This will be my last blog post for awhile, I have really enjoyed writing to my petite audience over the course of the last few months. And I thank you all for allowing me to be open with you about the various aspects of my life and journey to my RAENEWED LIFESTYLE. I have learned so much these last few months about dedication to healthy living which has so much to do with exercising and eating well but also as much to do with relationships and mental, emotional, and spiritual well-being.

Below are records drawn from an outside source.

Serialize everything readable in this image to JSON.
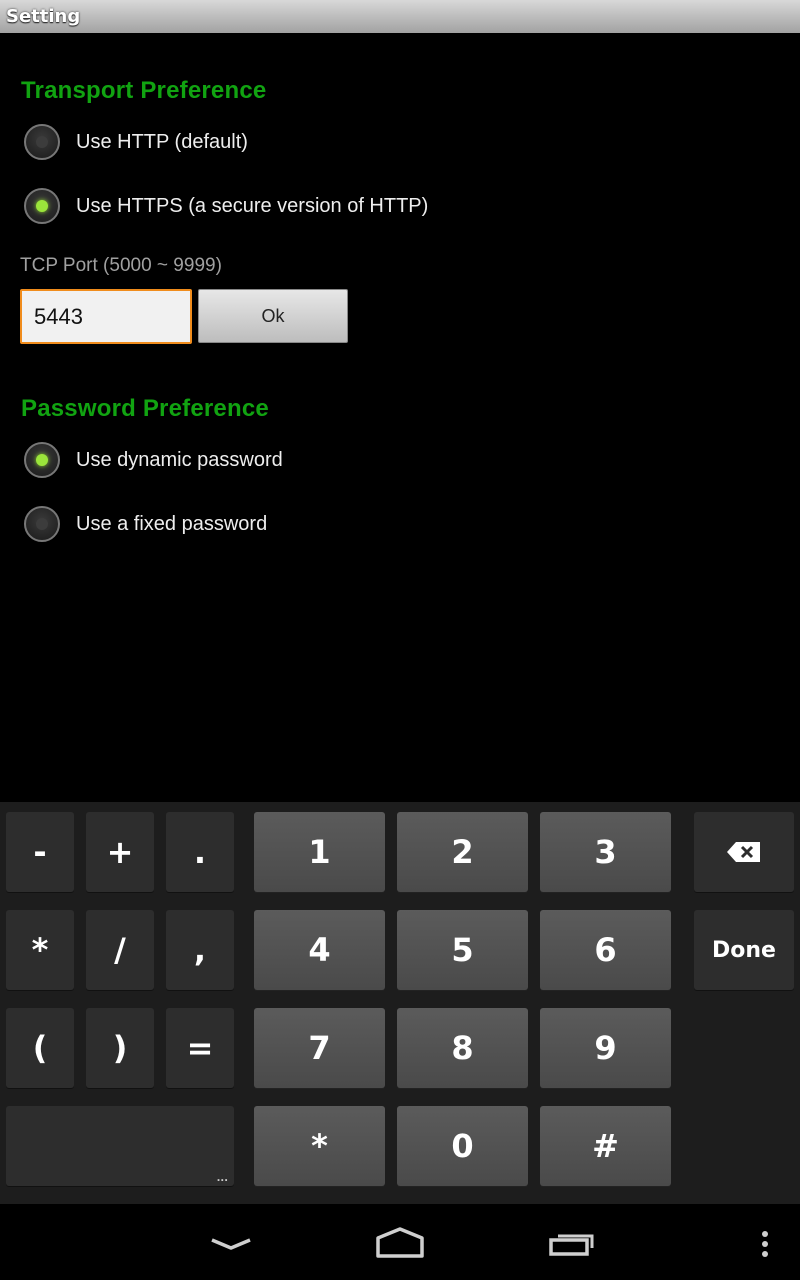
{
  "window": {
    "title": "Setting"
  },
  "transport": {
    "title": "Transport Preference",
    "options": [
      {
        "label": "Use HTTP (default)",
        "selected": false
      },
      {
        "label": "Use HTTPS (a secure version of HTTP)",
        "selected": true
      }
    ],
    "port_hint": "TCP Port (5000 ~ 9999)",
    "port_value": "5443",
    "ok_label": "Ok"
  },
  "password": {
    "title": "Password Preference",
    "options": [
      {
        "label": "Use dynamic password",
        "selected": true
      },
      {
        "label": "Use a fixed password",
        "selected": false
      }
    ]
  },
  "keyboard": {
    "keys": {
      "minus": "-",
      "plus": "+",
      "period": ".",
      "one": "1",
      "two": "2",
      "three": "3",
      "asterisk": "*",
      "slash": "/",
      "comma": ",",
      "four": "4",
      "five": "5",
      "six": "6",
      "lparen": "(",
      "rparen": ")",
      "equals": "=",
      "seven": "7",
      "eight": "8",
      "nine": "9",
      "star": "*",
      "zero": "0",
      "hash": "#",
      "done": "Done",
      "more": "..."
    },
    "icons": {
      "backspace": "backspace-icon"
    }
  },
  "navbar": {
    "icons": [
      "back-icon",
      "home-icon",
      "recents-icon",
      "menu-icon"
    ]
  },
  "colors": {
    "accent": "#11a311",
    "focus_border": "#f08c1c",
    "radio_on": "#9be53b"
  }
}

I’ve gone back to willpower in the sense that my first post on this blog pertained to willpower and how it is an essential part of making healthy eating choices and pushing yourself to go exercise. And just this past weekend when I went to visit a friend I succeeded in putting my willpower into action by saying no to all the bad eating habits that I usually partake in when with friends. I was so proud of myself and I felt the best I’ve felt in a long time, and very confident in my skin. That confidence also had a lot to do with my success on my hair journey which I discussed in an earlier post. I was originally striving to wear my hair in it’s most natural state but now I’m back to the basics of getting my natural hair blow dried, and then heat styled with a curling iron. And I am so happy with it because it’s the hairstyle that I maintained during some of the happiest periods in my life.

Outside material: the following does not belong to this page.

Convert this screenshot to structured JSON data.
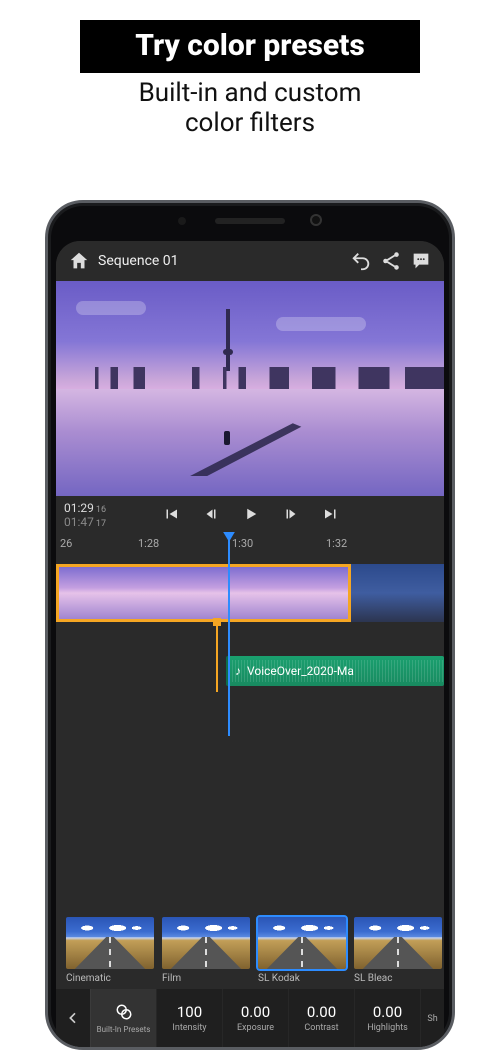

On to love, I contacted the guy that I referred to in my last post and it’s not that I will find love with him. But it’s more about what I’ve found I value the most after having ample time over the last three years to reflect about my life, my regrets, and my mistakes. I really value more than anything, love. And I want to obtain love and I want to experience being in a relationship with the love of my life. Whoever that may be. I want to have quality, loyal, trustworthy friendships. And I want to have smooth relationships with all of my relatives. I also want to fall in love with my dream again and pursue it with vigor. These two songs below describe a lot of what I feel about love and life in the present. And we’ll all just have to wait and see what the future holds. As always…
I was just thinking today about how weird life is. Many people have described it as a rollercoaster because as all of us can attest there are the given ups and downs. But there are also those times when you’ve gotten to the part of the ride that doesn’t make your stomach drop too much and brings out the laugh, it’s the funniest part of the ride thus far. But then imagine all of a sudden the ride jolting to an unexpected stop because the ride has malfunctioned. And you wonder to yourself, “What in the world just happened?!”
That’s where I am in my life and it’s the most unsettling feeling because I just knew that I was finally in a place of acceptance. But a person can only accept so much. I know that this too shall pass. And I have a feeling that although the ride has come to a jolting stop I can get it riding again if I keep moving on. If I throw out the kinks through busying myself with things that make me happy. Maybe pick up a new hobby, take lessons on an instrument I’ve always wanted to play, lose the rest of those unwanted pounds, continue to work towards receiving great grades in my classes. I know that this is a trial that I’ve been given for a reason and if I decide to take it with a grain of salt I’ll find myself bloom more than ever before. This RAENEWED LIFESTYLE is kicking me in the buttocks. But I’m still…
Committed, RAENEWED LIFESTYLE
P.S. Sometimes when you feel like you’re crashing God has waiting for you a windfall.
Lately I’ve been spending a lot of time thinking about the dichotomy between what I want to spend my time doing in the present and long term versus what I’m actually doing. It’s crazy because ever since I was little music has been the one constant outside of friends and family that has kept me engaged. It encompasses so much of my time and has literally gotten me through college thus far. I was listening to Brandy’s album Never Say Never and I was thinking about the time I have spent commuting to and from school for the last three years and the great contribution that Brandy’s music has made in accompanying me along many of those drives.
Yesterday evening I was online searching the status of one of my new favorite artists Kyndall and she’s really progressing in her career. She’s been working towards her big break in the music industry for like four years and has now released an EP that she’s really satisfied with and she’s starting to get a lot of attention from people who are just now finding out who she is. It’s funny to me because every time I find an artist that’s up and coming it seems like the three years that I’m around to see them grow goes out the window when masses of people finally wake up and discover these new artists. But I also wonder what it is that I could have accomplished if I was taking a path different from the one I’m on now. Who could I have been right now? Who could have known me right now? To keep me sane I’ve adopted quotes into my life such as “What’s meant for you will be.” and “You have as many hours in a day as Beyonce.” Because I constantly find myself searching for contentment and reasoning for why things are going certain ways even though I already know that each person’s path is different and no two paths will ever be the same. Even in all of this growing that I’m experiencing music stands as my solace.